Die Zahl der fliegenden Insekten hat sich in Deutschland in den vergangenen 27 Jahren in manchen Gebieten um mehr als 75 Prozent reduziert. Der dramatische Schwund hat Folgen – auch für den Menschen, kommentiert unser Redakteur Klaus Zintz.

Stuttgart - Dieser Tage haben die Naturschützer die Öffentlichkeit alarmiert – wieder einmal. Die Hiobsbotschaft, dass die Zahl der Insekten dramatisch abnimmt, ist keineswegs neu, doch das Ausmaß des Insektensterbens ist offenbar noch weitaus besorgniserregender als bisher gedacht: Demnach hat sich die Zahl der fliegenden Insekten in Deutschland in den vergangenen 27 Jahren in manchen Gebieten um mehr als 75 Prozent reduziert. Dabei schreitet nicht nur das Artensterben voran, vielmehr nimmt auch die gesamte Biomasse der Insekten dramatisch ab. Offensichtlich wird dies, wenn man an einem Sommerabend mit dem Auto unterwegs ist: War früher die Windschutzscheibe mit toten Insekten übersät, bleibt sie heute weitestgehend sauber.

 

Immer mehr Flächen werden zugepflastert

Das Insektensterben bleibt nicht ohne Folgen: Wie der Nabu, der Naturschutzbund Deutschland, jetzt meldet, gibt es auch bei vielen Vogelarten immer weniger Brutpaare. Insgesamt seien zwischen 1998 und 2009 rund 12,7 Millionen Brutpaare verloren gegangen. Darunter sind vor allem solche Arten, die zumindest ihre Jungen mit Insekten füttern. Weniger Insekten, weniger Vögel: Dieser Zusammenhang ist zwar wissenschaftlich bisher nicht klar bewiesen, er ist aber so naheliegend, dass er kaum zu bezweifeln ist.

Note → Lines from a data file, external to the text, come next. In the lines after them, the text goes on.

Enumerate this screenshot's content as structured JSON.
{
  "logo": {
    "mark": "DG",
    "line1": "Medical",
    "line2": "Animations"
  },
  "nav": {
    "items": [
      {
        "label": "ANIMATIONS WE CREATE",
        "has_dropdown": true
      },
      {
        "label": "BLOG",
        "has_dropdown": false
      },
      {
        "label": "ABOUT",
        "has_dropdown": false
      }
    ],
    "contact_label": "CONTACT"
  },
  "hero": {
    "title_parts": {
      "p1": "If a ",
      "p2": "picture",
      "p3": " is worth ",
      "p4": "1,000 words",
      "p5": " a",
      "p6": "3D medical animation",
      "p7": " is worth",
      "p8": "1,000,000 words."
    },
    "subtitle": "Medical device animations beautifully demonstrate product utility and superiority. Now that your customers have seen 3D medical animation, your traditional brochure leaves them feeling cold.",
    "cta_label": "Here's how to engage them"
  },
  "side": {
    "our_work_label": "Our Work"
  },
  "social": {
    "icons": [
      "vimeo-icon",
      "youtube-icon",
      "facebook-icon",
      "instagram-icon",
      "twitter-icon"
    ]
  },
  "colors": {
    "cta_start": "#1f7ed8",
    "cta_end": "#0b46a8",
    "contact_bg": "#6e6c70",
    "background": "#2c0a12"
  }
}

Aber warum nehmen die Insektenzahlen so rapide ab – und was macht, neben dem fehlenden Insektenfutter, den Vögeln so sehr zu schaffen? Die Gründe sind vielfältig, sie dürften aber vor allem in der veränderten Nutzung unserer Landschaft zu suchen sein. Immer mehr Flächen werden zugepflastert und überbaut, wobei diese Versiegelung auch vor ökologisch wertvollen Gebieten kaum haltmacht. Vor allem aber dürfte die in den vergangenen Jahrzehnten immer intensiver betriebene Landwirtschaft eine entscheidende Rolle spielen. Wer einmal in einer solchen industriell genutzten Agrarlandschaft ohne Rückzugsflächen wie Feldränder und Hecken nach Schmetterlingen, Käfern und anderen Insektengruppen gesucht hat, weiß, wie gering dort die Arten- und Individuenzahlen sind.

Einsatz von Agrargiften

Allerdings schwinden auch in Naturschutzgebieten die Insekten dramatisch. So meldete dieser Tage der baden-württembergische Regionalverband des Nabu, dass die Ökologen am Randecker Maar am Albtrauf aufgehört hätten, Schwebfliegen zu erfassen. Dies sei nach einem Rückgang dieser Insektengruppe um rund 77 Prozent nicht mehr sinnvoll. Das Beispiel bestätigt den Trend in vielen anderen Schutzgebieten. Eine mögliche, wenn auch bisher nicht eindeutig bewiesene Erklärung der Ökologen: Der verbreitete Einsatz von Agrargiften wirkt sich so großflächig aus, dass auch geschützte Gebiete betroffen sind. Dabei erhärten verschiedene Studien nun den Verdacht, dass viele Insekten von diesen Giften zwar nicht unmittelbar getötet, aber doch stark geschädigt werden. Sie büßen an Lebenskraft ein und können sich dann auch nicht mehr so erfolgreich fortpflanzen.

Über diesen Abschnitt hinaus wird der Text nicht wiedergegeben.